Namun, memang benar bahwa tidak seorang pun boleh percaya bahwa mereka benar-benar aman dari infeksi, bahkan setelah terkena infeksi. Sistem imun tidak dapat memberikan perlindungan pasti terhadap infeksi, namun hanya dapat menggunakan sel B, sel T, dan imunitas silang untuk menghasilkan alat yang memperkecil kemungkinan terjadinya infeksi baru dan, jika memang terjadi, dapat memitigasinya.

Kekebalan diperkirakan bertahan antara beberapa bulan dan beberapa tahun

Jelas juga bahwa aktivitas sistem kekebalan tubuh bergantung pada seberapa parah perjalanan penyakitnya. Namun hal ini juga berdampak pada kita: Orang dengan penyakit ringan mungkin memiliki kekebalan yang lebih rendah karena sebenarnya hal tersebut tidak diperlukan. Namun, orang yang menunjukkan gejala parah cenderung memiliki perlindungan yang lebih baik terhadap virus dalam jangka panjang.

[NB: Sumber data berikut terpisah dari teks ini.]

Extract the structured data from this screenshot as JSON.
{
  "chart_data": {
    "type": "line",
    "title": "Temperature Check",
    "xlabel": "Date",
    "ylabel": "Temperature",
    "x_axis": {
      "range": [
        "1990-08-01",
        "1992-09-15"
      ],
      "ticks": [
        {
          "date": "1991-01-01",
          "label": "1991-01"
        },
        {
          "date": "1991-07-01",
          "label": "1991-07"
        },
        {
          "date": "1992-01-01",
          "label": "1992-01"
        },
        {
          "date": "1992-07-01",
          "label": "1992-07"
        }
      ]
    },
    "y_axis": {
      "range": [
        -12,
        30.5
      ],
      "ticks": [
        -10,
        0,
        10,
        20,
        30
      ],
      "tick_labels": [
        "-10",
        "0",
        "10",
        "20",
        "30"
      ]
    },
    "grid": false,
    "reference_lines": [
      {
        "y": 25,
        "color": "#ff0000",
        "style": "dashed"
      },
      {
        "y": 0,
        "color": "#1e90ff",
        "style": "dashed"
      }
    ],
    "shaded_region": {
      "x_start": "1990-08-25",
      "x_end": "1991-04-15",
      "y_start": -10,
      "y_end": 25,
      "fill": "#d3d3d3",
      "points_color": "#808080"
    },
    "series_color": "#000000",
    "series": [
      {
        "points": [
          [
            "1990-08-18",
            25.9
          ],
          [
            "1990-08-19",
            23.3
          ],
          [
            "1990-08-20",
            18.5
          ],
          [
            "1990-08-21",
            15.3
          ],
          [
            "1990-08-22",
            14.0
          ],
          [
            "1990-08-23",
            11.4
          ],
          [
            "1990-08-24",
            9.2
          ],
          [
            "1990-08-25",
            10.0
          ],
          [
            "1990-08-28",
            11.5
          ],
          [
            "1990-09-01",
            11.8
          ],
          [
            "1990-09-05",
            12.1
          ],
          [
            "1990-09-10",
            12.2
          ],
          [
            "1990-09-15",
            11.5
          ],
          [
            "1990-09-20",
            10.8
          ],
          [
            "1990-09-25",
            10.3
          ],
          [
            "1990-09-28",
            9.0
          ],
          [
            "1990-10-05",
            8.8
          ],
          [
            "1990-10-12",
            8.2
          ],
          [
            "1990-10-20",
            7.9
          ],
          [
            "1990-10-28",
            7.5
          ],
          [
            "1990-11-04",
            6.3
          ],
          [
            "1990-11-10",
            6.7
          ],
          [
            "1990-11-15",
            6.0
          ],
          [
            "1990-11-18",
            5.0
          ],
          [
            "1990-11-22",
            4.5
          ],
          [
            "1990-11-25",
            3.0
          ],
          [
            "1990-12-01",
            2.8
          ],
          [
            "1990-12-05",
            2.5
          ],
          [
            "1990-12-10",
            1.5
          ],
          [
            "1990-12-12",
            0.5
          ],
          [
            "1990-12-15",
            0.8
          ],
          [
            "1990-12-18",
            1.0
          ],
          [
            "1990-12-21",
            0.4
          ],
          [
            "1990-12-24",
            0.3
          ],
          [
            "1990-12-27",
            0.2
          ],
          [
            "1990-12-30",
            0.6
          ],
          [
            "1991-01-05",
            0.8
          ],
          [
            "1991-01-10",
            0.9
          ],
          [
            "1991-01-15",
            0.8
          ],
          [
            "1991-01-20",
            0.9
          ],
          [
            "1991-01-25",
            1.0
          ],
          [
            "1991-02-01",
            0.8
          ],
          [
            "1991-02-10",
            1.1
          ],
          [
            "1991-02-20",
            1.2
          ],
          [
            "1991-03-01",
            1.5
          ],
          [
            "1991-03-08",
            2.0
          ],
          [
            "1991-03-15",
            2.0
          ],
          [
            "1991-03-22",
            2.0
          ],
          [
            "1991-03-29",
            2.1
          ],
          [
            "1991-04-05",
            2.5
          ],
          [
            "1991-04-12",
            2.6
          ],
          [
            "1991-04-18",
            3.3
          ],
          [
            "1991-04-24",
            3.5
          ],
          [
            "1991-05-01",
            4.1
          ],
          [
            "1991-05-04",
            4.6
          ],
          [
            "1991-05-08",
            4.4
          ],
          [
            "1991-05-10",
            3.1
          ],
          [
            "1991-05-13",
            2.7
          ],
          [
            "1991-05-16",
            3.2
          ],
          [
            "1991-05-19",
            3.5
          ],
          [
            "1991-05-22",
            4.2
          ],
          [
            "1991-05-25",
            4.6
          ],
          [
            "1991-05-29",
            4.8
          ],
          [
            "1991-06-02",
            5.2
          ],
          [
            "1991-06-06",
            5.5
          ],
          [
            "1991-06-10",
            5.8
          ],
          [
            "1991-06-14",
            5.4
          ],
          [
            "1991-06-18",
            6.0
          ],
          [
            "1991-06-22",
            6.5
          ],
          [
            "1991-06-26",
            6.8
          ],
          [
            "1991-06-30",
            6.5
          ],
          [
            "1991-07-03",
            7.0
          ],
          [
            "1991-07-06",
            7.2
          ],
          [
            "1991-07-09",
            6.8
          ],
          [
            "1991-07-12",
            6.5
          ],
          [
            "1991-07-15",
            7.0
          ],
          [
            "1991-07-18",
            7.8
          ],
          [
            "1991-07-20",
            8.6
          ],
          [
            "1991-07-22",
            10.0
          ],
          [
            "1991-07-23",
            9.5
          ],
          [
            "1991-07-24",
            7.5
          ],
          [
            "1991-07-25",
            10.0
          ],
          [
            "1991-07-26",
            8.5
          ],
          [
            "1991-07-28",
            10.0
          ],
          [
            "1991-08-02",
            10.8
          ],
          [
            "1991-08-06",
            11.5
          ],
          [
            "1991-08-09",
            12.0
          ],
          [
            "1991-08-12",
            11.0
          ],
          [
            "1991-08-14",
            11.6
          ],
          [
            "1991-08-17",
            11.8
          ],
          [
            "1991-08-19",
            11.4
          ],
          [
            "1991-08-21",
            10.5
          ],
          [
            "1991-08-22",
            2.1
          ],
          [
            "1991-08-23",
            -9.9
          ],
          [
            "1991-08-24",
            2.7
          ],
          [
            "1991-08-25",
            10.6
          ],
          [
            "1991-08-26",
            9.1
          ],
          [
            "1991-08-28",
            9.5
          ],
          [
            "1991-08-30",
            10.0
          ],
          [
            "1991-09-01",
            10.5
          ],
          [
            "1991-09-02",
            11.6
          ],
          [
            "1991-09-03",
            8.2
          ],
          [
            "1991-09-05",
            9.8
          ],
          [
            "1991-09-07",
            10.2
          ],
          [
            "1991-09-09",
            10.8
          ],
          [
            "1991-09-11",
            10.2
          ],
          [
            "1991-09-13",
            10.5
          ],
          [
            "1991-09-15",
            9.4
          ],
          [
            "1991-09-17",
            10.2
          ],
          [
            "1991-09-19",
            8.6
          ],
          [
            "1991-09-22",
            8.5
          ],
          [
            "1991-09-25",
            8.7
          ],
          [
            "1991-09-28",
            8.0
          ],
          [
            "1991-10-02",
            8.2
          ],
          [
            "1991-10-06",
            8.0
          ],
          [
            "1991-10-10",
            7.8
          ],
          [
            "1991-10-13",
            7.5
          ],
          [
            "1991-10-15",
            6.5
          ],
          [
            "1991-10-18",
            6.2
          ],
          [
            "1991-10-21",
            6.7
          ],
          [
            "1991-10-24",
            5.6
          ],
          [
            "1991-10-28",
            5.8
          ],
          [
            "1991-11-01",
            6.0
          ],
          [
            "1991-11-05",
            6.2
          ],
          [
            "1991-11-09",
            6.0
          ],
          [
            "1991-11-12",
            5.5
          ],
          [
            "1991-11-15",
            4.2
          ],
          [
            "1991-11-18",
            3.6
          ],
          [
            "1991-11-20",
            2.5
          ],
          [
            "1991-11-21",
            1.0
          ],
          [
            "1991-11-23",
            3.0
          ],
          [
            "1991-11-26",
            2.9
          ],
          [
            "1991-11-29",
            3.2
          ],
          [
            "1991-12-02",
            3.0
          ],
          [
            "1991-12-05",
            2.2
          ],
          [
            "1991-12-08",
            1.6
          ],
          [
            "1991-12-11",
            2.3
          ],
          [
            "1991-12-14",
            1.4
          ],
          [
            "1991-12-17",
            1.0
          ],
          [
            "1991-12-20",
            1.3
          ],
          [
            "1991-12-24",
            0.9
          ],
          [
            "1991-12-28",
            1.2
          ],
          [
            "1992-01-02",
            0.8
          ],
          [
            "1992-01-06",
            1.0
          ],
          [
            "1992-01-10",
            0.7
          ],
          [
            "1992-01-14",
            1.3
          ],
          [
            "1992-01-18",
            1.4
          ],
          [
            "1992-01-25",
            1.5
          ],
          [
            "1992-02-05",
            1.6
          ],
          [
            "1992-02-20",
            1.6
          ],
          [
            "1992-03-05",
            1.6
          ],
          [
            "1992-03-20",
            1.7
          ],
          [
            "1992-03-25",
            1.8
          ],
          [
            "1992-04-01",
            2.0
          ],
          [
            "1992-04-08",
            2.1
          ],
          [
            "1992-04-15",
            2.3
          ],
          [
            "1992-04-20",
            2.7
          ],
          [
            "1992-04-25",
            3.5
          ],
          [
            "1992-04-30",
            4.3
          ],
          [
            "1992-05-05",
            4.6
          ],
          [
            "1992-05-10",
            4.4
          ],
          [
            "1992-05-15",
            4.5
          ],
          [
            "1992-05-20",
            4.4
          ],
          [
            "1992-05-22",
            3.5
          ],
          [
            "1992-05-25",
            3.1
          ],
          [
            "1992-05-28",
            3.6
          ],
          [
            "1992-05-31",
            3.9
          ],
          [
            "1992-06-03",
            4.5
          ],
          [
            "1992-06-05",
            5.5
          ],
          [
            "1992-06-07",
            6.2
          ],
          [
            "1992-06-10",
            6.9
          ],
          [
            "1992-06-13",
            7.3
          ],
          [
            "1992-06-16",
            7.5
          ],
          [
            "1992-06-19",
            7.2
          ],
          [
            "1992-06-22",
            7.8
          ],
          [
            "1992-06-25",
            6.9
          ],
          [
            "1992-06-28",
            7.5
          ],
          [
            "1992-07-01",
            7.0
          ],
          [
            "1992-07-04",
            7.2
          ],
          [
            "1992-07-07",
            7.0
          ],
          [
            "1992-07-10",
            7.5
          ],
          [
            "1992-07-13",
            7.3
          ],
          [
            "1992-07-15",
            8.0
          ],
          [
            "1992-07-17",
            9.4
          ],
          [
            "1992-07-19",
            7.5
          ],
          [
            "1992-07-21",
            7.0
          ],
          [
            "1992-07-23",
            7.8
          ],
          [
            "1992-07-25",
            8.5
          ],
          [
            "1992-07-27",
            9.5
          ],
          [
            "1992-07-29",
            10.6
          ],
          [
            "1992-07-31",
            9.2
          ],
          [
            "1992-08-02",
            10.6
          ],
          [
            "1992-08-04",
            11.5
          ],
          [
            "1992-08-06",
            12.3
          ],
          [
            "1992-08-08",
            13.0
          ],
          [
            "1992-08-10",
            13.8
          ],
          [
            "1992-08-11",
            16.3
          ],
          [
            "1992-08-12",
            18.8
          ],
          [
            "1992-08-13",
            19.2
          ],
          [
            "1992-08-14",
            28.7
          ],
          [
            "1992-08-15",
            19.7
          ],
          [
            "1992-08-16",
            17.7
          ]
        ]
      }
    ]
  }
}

Mekanisme pertahanan ini kemungkinan besar tidak akan tetap aktif seumur hidup, seperti halnya campak. Namun karena belum ada kasus infeksi ulang yang tercatat, semua indikasi menunjukkan bahwa mereka akan tetap aktif selama beberapa bulan, bahkan mungkin bertahun-tahun. Durasi kekebalan yang sebenarnya kemungkinan besar berada di antara keduanya.

Dalam kasus kasus parah virus SARS yang terkait erat secara genetik, para peneliti masih berhasil mendeteksi respons imun dalam tubuh mereka yang terkena dampak setelah 12 tahun. Jika hal ini terjadi hampir selama SARS-CoV-2, banyak hal yang telah dicapai.